- 4 to 6 medium apples
- 2 cups sugar
- 1 tablespoon light corn syrup
- One-half cup water
- 1 stick unsalted butter, cut into pieces, at room temperature
- 1/4 cup plus 2 tablespoons heavy cream
- Pinch of salt
Bring a large pot of water to a boil. One at a time, submerge the apples in the water for up to 30 seconds to remove any wax, then transfer to a cool surface, wipe dry, and allow to cool.
Insert a small stick into the stem end of each apple. Set the apples aside on lightly buttered parchment paper, waxed paper or a Silpat sheet.
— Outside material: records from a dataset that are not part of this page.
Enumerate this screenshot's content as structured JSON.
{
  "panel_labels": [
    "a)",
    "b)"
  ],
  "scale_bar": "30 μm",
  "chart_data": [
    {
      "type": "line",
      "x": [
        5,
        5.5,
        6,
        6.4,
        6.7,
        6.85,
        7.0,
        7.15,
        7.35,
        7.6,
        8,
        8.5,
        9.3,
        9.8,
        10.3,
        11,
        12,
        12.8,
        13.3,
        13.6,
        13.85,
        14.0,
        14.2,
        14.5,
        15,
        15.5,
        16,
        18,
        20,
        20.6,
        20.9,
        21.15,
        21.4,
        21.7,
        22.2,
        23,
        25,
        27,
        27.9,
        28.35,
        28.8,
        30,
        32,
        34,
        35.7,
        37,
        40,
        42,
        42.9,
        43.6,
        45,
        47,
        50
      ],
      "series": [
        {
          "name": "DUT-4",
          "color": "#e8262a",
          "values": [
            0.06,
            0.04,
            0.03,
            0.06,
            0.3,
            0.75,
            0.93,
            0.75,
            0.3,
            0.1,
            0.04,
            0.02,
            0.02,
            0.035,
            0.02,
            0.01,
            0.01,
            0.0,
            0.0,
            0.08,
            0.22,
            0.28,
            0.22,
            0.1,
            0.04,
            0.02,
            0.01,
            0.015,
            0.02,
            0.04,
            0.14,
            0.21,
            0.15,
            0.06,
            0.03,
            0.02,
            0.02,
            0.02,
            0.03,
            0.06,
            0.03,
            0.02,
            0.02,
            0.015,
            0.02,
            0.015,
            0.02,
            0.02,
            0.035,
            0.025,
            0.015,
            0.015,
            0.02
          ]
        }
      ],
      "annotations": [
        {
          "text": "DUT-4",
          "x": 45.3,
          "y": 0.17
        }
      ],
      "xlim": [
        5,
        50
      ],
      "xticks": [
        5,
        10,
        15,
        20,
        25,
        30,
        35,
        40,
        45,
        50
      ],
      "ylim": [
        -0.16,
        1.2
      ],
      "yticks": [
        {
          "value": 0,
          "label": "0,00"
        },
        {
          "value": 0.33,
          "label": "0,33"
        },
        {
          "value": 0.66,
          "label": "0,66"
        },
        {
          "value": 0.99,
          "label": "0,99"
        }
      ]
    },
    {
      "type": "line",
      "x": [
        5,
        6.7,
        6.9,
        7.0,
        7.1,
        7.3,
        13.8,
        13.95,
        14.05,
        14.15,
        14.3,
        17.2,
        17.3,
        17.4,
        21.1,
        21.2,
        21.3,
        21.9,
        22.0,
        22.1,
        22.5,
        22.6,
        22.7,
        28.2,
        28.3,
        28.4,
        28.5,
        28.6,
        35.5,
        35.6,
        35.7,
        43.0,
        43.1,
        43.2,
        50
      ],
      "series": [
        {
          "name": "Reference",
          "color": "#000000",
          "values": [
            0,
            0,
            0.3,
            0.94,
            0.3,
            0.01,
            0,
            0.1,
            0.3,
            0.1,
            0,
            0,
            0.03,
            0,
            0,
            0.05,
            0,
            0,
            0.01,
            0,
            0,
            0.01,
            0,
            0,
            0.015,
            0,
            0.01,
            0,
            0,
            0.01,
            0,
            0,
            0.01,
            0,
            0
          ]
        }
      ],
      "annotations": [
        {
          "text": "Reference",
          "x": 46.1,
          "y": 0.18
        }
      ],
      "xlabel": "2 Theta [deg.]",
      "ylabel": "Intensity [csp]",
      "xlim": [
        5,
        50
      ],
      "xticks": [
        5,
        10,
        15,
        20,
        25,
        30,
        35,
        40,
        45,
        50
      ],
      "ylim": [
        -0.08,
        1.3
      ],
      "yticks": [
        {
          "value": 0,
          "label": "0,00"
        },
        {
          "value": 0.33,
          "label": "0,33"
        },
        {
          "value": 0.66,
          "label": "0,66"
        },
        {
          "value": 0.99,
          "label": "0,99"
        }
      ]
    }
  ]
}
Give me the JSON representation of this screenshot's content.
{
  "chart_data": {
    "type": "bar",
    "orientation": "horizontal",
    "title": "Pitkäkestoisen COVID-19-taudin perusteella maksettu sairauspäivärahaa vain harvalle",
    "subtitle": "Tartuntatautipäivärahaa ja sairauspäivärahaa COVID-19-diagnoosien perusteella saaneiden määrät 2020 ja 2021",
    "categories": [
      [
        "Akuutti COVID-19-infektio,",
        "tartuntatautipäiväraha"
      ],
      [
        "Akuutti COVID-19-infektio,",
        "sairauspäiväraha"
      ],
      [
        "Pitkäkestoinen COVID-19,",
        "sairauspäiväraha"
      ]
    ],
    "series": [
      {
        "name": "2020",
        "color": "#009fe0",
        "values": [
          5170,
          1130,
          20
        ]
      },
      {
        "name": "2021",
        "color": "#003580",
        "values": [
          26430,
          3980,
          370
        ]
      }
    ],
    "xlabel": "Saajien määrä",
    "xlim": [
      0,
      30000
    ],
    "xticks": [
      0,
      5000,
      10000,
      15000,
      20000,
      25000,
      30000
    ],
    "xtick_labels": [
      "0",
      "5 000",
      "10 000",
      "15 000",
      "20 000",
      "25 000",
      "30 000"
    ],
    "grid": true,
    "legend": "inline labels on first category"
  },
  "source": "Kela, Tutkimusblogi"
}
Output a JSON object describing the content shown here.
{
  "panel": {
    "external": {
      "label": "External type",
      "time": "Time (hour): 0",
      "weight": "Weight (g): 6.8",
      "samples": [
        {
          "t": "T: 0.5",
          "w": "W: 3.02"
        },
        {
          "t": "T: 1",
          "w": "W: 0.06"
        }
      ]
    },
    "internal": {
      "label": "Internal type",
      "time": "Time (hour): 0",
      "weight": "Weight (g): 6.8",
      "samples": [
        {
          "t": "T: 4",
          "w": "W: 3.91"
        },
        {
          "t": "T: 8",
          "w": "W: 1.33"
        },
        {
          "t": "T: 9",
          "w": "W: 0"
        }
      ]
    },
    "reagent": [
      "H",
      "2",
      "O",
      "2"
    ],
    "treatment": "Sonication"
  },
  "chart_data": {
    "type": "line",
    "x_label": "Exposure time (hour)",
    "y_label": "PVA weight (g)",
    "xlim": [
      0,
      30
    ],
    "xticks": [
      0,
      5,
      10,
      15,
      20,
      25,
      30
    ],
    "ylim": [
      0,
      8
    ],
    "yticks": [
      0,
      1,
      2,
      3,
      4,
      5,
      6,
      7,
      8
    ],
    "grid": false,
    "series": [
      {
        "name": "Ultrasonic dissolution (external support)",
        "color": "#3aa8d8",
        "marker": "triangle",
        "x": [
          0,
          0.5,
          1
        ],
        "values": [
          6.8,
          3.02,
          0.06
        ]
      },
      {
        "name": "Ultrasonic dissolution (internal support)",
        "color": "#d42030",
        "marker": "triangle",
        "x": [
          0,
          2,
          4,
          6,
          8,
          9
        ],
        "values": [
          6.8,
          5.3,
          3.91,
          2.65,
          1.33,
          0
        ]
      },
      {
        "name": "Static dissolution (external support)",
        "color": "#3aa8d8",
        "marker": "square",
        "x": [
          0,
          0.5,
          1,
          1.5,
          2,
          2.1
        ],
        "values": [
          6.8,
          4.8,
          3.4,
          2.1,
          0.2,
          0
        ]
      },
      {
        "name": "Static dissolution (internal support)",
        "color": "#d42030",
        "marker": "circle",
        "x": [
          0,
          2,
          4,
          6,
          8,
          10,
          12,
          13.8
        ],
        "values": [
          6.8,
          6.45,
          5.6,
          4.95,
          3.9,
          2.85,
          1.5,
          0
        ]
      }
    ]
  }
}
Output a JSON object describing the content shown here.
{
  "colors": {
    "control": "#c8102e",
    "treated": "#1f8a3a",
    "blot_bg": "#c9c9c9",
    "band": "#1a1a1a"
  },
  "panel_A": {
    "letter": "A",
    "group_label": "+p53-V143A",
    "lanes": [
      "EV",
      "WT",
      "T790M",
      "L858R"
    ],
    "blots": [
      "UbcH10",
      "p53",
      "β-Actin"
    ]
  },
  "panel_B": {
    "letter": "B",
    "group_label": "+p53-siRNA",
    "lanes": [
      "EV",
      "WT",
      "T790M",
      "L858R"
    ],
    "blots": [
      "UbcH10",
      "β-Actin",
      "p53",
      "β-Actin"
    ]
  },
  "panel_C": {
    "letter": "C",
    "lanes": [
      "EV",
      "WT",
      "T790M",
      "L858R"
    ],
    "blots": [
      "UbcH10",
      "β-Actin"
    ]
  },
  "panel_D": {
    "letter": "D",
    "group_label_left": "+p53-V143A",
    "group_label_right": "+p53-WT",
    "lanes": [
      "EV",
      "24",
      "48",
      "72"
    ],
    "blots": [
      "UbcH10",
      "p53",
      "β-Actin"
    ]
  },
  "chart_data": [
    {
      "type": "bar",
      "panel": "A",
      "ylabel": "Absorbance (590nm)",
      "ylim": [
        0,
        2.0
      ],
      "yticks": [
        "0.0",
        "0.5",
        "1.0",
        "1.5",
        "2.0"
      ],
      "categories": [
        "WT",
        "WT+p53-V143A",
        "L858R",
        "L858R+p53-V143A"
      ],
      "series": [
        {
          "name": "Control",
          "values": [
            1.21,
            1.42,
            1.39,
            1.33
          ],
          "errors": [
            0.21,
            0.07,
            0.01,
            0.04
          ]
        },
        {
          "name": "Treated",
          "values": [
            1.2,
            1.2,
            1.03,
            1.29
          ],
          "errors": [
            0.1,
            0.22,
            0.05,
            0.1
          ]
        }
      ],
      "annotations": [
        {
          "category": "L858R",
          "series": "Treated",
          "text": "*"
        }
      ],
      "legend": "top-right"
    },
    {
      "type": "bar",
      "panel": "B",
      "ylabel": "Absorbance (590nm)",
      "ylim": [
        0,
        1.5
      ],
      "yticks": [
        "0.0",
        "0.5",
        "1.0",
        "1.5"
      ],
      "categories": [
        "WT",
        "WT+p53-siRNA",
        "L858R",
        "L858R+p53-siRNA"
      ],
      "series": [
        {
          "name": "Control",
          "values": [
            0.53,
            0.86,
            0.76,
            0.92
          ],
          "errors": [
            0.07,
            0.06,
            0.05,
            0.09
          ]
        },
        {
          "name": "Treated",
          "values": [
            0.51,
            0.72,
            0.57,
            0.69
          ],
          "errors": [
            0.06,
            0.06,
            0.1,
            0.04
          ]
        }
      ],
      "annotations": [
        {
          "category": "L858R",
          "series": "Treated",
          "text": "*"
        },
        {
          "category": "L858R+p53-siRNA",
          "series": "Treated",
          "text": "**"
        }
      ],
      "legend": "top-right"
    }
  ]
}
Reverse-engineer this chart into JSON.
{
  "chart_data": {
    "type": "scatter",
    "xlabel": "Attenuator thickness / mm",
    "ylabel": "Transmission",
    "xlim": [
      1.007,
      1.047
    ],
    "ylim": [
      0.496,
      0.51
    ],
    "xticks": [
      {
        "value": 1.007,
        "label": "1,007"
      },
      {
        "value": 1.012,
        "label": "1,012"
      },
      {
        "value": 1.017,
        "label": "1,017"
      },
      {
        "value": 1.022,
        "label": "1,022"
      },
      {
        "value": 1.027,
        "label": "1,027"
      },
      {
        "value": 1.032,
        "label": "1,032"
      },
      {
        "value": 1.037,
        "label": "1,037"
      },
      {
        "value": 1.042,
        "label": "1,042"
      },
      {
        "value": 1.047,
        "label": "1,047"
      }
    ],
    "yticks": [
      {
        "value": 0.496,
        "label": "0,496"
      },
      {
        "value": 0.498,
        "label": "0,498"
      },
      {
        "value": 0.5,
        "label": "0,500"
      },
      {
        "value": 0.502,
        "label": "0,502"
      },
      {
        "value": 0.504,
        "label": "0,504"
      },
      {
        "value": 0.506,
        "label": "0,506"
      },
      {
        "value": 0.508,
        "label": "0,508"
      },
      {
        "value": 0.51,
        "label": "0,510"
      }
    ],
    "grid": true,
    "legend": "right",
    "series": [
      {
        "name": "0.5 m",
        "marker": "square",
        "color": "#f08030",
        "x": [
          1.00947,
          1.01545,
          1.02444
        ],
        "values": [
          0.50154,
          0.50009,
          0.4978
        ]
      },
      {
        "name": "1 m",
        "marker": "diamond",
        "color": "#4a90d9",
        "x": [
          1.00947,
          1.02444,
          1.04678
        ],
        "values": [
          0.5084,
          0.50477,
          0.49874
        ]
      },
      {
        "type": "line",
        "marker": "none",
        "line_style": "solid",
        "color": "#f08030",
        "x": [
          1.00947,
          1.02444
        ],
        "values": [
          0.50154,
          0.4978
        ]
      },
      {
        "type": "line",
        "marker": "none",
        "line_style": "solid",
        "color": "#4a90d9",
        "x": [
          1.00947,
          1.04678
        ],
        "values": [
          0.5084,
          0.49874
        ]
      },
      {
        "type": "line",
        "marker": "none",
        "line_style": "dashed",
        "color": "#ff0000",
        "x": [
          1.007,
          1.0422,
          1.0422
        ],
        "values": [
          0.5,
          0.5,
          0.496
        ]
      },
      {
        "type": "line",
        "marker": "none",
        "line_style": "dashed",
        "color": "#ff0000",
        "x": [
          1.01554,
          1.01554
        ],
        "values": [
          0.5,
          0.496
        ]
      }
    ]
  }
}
Combine the sugar, corn syrup and water in a heavy-bottomed, medium-sized deep saucepan. Bring to a boil, swirling to help dissolve the sugar, and cook, undisturbed, until the syrup becomes a deep, golden amber color.
Remove from the heat and add the butter, swirling to help it combine with the caramel. Add the cream and the salt and stir until smooth. Set the caramel on a cool surface to cool for 5 to 7 minutes.
One at a time, dip the apples in the caramel, swirling and tilting to coat them completely and evenly. Twirl them in the air to allow the caramel to cool a bit before placing them on the prepared paper to cool and harden.